Este pequeno município, com pouco mais de 7 mil habitantes, é conhecido como a «capital mundial» da pedra que lhe dá nome. Localizada a aproximadamente 440 quilômetros de Porto Alegre e a 93 quilômetros de Chapecó, a cidade está assentada sobre a maior jazida de ametistas do planeta, e sua economia depende tanto da extração mineral quanto das atividades turísticas e agropecuárias.
A cidade oferece uma alternativa interessante para quem busca explorar o interior gaúcho, propondo roteiros focados na história local e nas práticas de mineração.
História e Descoberta
Os registros históricos de Ametista do Sul remontam ao começo do século XX. Naquela época, a região, que antes era coberta por mata virgem e habitada pelo povo Kaingang, começou a receber colonizadores vindos de cidades vizinhas. As primeiras descobertas de ametistas ocorreram na década de 1940, momento em que o local recebeu o apelido de «Cordilheira».
As ametistas, pertencentes à família do quartzo, são notáveis por sua cor púrpura, que varia entre um lilás claro e um roxo profundo e intenso. Originalmente, elas eram encontradas próximas às raízes de árvores, nas margens de riachos e durante o preparo dos campos agrícolas, o que impulsionou um significativo movimento migratório em busca desses recursos minerais. Com isso, foram iniciados túneis horizontais que hoje se estendem por quilômetros sob a cidade, abrigando várias atrações importantes.

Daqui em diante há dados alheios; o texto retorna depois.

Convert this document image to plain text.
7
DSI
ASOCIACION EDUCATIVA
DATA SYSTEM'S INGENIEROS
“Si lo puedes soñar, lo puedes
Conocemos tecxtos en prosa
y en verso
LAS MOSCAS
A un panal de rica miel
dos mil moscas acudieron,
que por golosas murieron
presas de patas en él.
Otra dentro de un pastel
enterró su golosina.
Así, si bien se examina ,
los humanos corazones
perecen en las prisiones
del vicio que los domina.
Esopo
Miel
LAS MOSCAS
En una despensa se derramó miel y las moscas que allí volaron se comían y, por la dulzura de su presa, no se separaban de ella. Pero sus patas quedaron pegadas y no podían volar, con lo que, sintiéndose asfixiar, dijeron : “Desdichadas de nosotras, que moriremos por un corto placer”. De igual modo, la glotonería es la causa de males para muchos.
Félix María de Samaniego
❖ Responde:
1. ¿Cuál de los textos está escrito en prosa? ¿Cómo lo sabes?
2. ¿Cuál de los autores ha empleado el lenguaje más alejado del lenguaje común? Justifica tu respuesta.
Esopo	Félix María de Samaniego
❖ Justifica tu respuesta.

Atrações Turísticas Subterrâneas
Uma grande parte das atrações em Ametista do Sul está instalada em minas que foram desativadas e agora servem a diversos propósitos. Dentre elas, destaca-se o Ametista Parque Museu, que exibe um vasto acervo contendo mais de 2 mil espécimes de minerais raros.
Neste museu, a visita começa com um percurso pelas galerias de uma mina inativa há mais de 25 anos. Lá, os visitantes aprendem sobre o processo de formação das pedras e os aspectos da atividade mineradora. Além disso, o local oferece outras experiências, como um mirante, tirolesa e uma loja de joias.

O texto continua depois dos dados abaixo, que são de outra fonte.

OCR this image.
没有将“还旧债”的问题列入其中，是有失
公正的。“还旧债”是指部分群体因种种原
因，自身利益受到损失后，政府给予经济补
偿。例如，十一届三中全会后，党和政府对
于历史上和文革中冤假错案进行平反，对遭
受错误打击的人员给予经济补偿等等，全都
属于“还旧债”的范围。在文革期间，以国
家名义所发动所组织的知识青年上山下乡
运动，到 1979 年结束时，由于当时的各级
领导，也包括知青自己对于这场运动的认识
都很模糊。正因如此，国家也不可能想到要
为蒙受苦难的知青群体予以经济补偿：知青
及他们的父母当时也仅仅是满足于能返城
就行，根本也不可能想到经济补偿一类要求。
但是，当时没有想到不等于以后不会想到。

Outro ponto de interesse, situado em uma área de garimpo montanhosa, é o Complexo Belvedere Mina. Seu principal atrativo é o único restaurante temático de pedras ametistas do mundo, construído dentro de uma mina preservada a 70 metros de profundidade e com mesas decoradas com o mineral. O complexo também disponibiliza uma piscina subterrânea iluminada com cores, permitindo aos visitantes conhecer técnicas de mineração e a história regional. Para quem planeja uma estadia mais longa, o local também oferece opções de hospedagem.
Adicionalmente, Ametista do Sul abriga a Mina Beer, a primeira microcervejaria subterrânea do mundo. Esta cervejaria, localizada em uma mina desativada, proporciona a degustação de diferentes tipos de cervejas artesanais em um cenário único, cujas paredes ainda mostram vestígios das antigas operações de extração de ametistas.